Plasma analytical procedures. Total cholesterol (TC), low-density lipoprotein cholesterol (LDL-C), high-density lipoprotein cholesterol (HDL-C), and TAGs were measured by colorimetric methods using Spinreact kits (Spinreact). LDL-C was calculated by using the Friedewald formula for subjects with triacylglycerols <400 mg dL⁻¹.

Sample size and power calculation. The number of subjects was calculated to detect a difference of 15% between the two groups in plasma lipids that are clinically relevant in the improvement of CVD risk, assuming a standard deviation of 1.5, with α = 5% and a power of 80% (1-beta = 0.8). Given these constraints, 75 evaluable subjects per group (150 in total) were required. To allow for drop-outs, a total of 160 subjects were recruited.

Statistical analyses

Comparisons between the two groups were evaluated using Student's t-test for paired samples. A p value of less than 0.05 (2-sided) was adopted to determine significant differences. For the differences between treatments, taking into account the visits, repeated measures ANOVA was performed, with the baseline values as covariates. Interactions were considered between treatment and visits, and sex, age and BMI were also explored for effects. A p value <0.05 was considered significant. The statistical analyses were carried out with STATA 13.0 software (StataCorp LP).

Results

The subjects’ baseline characteristics are presented in Table 2. At baseline, there was no significant difference (p < 0.05) between the group randomized to HPO or EVOO for any of the plasma measurements (TC, HDL-C, HDL-C, TAGs), body mass index (BMI) and waist perimeter. The mean ages of the HPO subjects and EVOO subjects were 64.3 ± 8.5 and 62.8 ± 6.1 years, respectively.
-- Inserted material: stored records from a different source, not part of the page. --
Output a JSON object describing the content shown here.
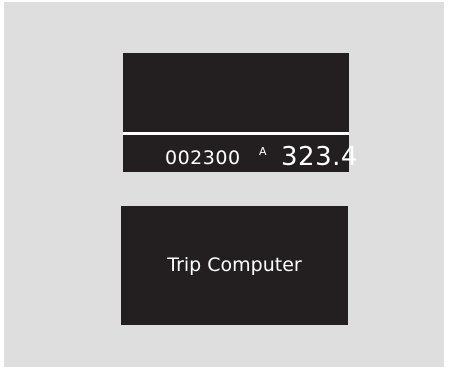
{
  "display": {
    "odometer": "002300",
    "trip_label": "A",
    "trip_value": "323.4"
  },
  "message_screen": {
    "text": "Trip Computer"
  },
  "colors": {
    "background": "#dedede",
    "screen": "#231f20",
    "text": "#ffffff"
  }
}
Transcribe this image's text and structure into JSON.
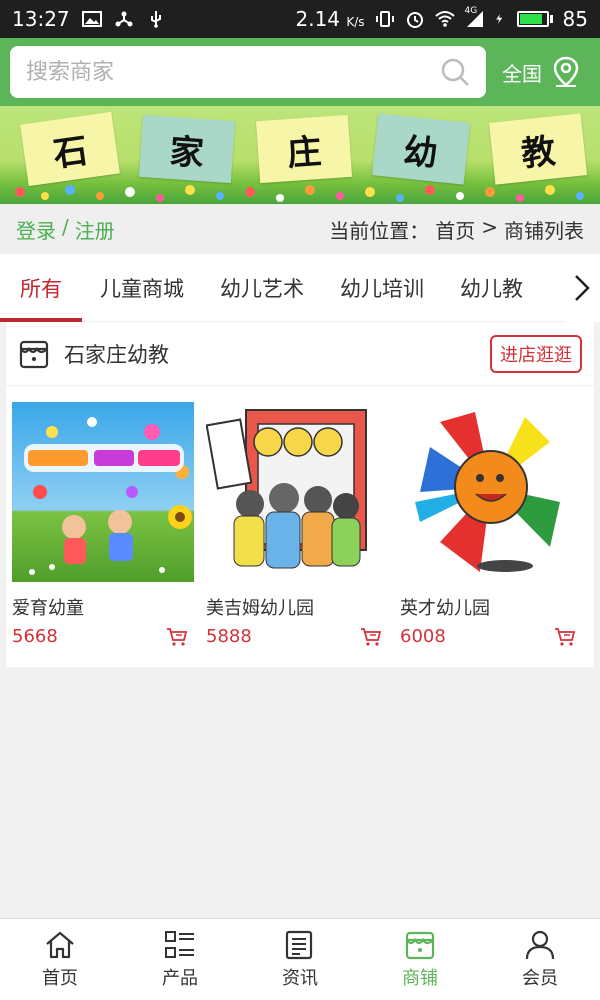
{
  "status_bar": {
    "time": "13:27",
    "speed": "2.14",
    "speed_unit": "K/s",
    "network": "4G",
    "battery": "85",
    "battery_level": 0.85
  },
  "search": {
    "placeholder": "搜索商家",
    "region_label": "全国"
  },
  "banner": {
    "chars": [
      "石",
      "家",
      "庄",
      "幼",
      "教"
    ]
  },
  "crumb": {
    "login": "登录",
    "sep": "/",
    "register": "注册",
    "position_label": "当前位置：",
    "home": "首页",
    "arrow": ">",
    "current": "商铺列表"
  },
  "tabs": [
    {
      "label": "所有",
      "active": true
    },
    {
      "label": "儿童商城"
    },
    {
      "label": "幼儿艺术"
    },
    {
      "label": "幼儿培训"
    },
    {
      "label": "幼儿教"
    }
  ],
  "shop": {
    "name": "石家庄幼教",
    "visit_label": "进店逛逛",
    "products": [
      {
        "name": "爱育幼童",
        "price": "5668"
      },
      {
        "name": "美吉姆幼儿园",
        "price": "5888"
      },
      {
        "name": "英才幼儿园",
        "price": "6008"
      }
    ]
  },
  "bottom_nav": [
    {
      "label": "首页",
      "icon": "home-icon"
    },
    {
      "label": "产品",
      "icon": "grid-list-icon"
    },
    {
      "label": "资讯",
      "icon": "news-icon"
    },
    {
      "label": "商铺",
      "icon": "store-icon",
      "active": true
    },
    {
      "label": "会员",
      "icon": "user-icon"
    }
  ],
  "colors": {
    "brand_green": "#5db55a",
    "accent_red": "#d3323a",
    "tab_active": "#c0262d"
  }
}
The mean BMI in the study population was 28.3 ± 3.8 with a waist circumference of 87.9 ± 9.1. Analysis of the participants’ lipid profile at the start of the trial (baseline) indicated that subjects had normal to high LDL-C, TC and TAG values. The mean TC values of the HPO subjects and EVOO subjects were 206.5 ± 39.1 and 203.8 ± 36.9 mg dL⁻¹, respectively, whereas average population levels of 120.4 ± 38.2 mg dL⁻¹ for LDL-C and of 44.9 ± 12.4 mg dL⁻¹ for HDL-C were found. Overall, more than 35% of the population had hypercholesterolemia (LDL-C >130 mg dL⁻¹) and more than 43% showed high levels of triglycerides (TAGs >200 mg dL⁻¹). Data from 24-hour recall and food frequency questionnaires showed no significant difference in the baseline and follow-up dietary intake of total energy, protein, total fat, carbohydrate, and alcohol between the two study groups (ESI† 1). 11/160 (6.8%) patients did not complete the trial (Fig. 1). Four subjects (2.5%) dropped out during the first month (HPO group) as they were unwilling to continue to participate in the study. In each group, one subject did not attend the visit planned for the first or second assessment (1-month and 2-month measurements). However, these participants were included in the analyses as they continued to participate in the assessments at 2-months and 3-months. The dropout rates observed after three months of oil supplementation (3-mo measurements) were 6.1% (n = 5) and 7.7% (n = 6) for EVOO and HPO groups, respectively. We found no evidence of any adverse effects related to the oils.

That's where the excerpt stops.